Part 2.
"Oh iya. Aku belum menemanimu menulis," tukasnya.
"Itulah."
"Baik. Aku akan menemanimu". Rania beranjak dari tepi pantai, beriringan menatih laju ke meja kopi tempat semula kami menyantap matahari di hari itu.
Menjelang petang tiba. Matahari masih peluh di langit yang beringsut, sebentar lagi senja akan merekah di langit Banda. Aku kembali membuka notesku, melanjutkan rutinitasku sebagai seorang penulis amatiran, di samping menyajikan berita yang hendak kukirimkan ke meja redaksi, di media tempat aku membabu diri.
Hampir sepanjang pekerjaan, Rania selalu menemaniku, ia tak hanya duduk membeku dan kaku, tetapi ikut membantuku dalam meramu, membenarkan tulisan, pun sesekali ia beraksi layaknya kurator atau editor yang mengoreksi serta mengevaluasi beritaku.
"Tak perlu buru-buru. Nanti banyak yang salah tulis," kata Rania kepadaku. Ia begitu cermat memperhatikan jemariku yang melentik di keyboard laptop. Pun, dengan seksama mengulas tentang apa yang sedang aku tulis. Sesekali ia menatapku dalam-dalam: menatap masa depan yang suram menjadi seorang jurnalis lokal, serta seorang penulis amatiran yang pemasukannya amat terbatas bahkan tak menentu.
Hal inilah yang kadangkala terbesit di hatiku. Aku ragu apakah hubunganku dengan Rania akan sampai ke tahap selanjutnya, atau pula akan pupus di tengah jalan, sebab aku belum layak menjadi calon suami dengan pemasukan yang pas-pasan sampai dengan saat ini.

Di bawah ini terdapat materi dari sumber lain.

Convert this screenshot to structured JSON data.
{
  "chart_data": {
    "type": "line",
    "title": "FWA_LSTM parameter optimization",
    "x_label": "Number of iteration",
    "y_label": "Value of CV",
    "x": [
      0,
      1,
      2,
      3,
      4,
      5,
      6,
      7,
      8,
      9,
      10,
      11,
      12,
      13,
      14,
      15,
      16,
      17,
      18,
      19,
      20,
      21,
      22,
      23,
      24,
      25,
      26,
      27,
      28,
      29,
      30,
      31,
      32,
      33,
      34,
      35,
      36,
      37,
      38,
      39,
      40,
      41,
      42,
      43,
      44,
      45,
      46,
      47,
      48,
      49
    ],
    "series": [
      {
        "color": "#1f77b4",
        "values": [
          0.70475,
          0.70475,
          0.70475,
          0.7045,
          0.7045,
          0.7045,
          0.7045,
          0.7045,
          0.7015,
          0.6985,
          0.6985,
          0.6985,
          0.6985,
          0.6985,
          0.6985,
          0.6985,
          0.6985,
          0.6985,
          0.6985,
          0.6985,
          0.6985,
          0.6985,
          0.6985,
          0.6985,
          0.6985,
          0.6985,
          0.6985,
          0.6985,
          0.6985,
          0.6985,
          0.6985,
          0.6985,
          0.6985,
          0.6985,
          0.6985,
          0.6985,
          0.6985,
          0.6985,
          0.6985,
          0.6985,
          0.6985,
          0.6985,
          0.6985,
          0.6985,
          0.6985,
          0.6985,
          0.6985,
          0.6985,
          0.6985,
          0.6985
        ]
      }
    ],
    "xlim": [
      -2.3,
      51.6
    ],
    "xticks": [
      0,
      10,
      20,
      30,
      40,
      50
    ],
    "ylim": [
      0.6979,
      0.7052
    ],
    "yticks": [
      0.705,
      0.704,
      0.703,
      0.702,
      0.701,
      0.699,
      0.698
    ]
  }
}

"Walaupun kau tak diupah dengan bayaran yang setimpal, pekerjaanmu ini suci. Aku menyukainya. Kau selalu menulis dengan hati, bukan atas kepentingan orang lain dan mengharap imbalan atas itu," katanya lagi. Sepertinya Rania tahu betul apa yang sedang aku pikirkan, seakan-akan ia telah merasuk masuk ke naluriku.
"Terima kasih, Ra. Sejauh ini kau telah menemaniku," ujarku. Ia tersenyum menatapku, aku pun demikian.
Petang itu, adalah hari terakhirku bersama Rania, sebab, malam nanti ia akan menempuh jalan pulang: pulang ke tanah leluhurnya ke jiran yang jauh. Semua tumpah ruah, cinta kasih dan remuk redam perasaan kami selama ini tertumpahkan di bibir riak, disaksikan langit panca warna, juga deru laut yang asik.
"Hari ini langit amat Indah, Dam," kata Rania kepadaku. Kepalanya menengadah matahari yang hendak tenggelam di kaki bukit.
"Iya, tapi tak seindah matamu, Ra," jawabku. Seketika aku berhenti sejenak dalam menulis. Aku menoleh, menatap Rania dalam-dalam, sedalam kasihku padanya. Namun, ia masih menengadah langit, menitip doa, bahkan melukis ragam rupa kenangan.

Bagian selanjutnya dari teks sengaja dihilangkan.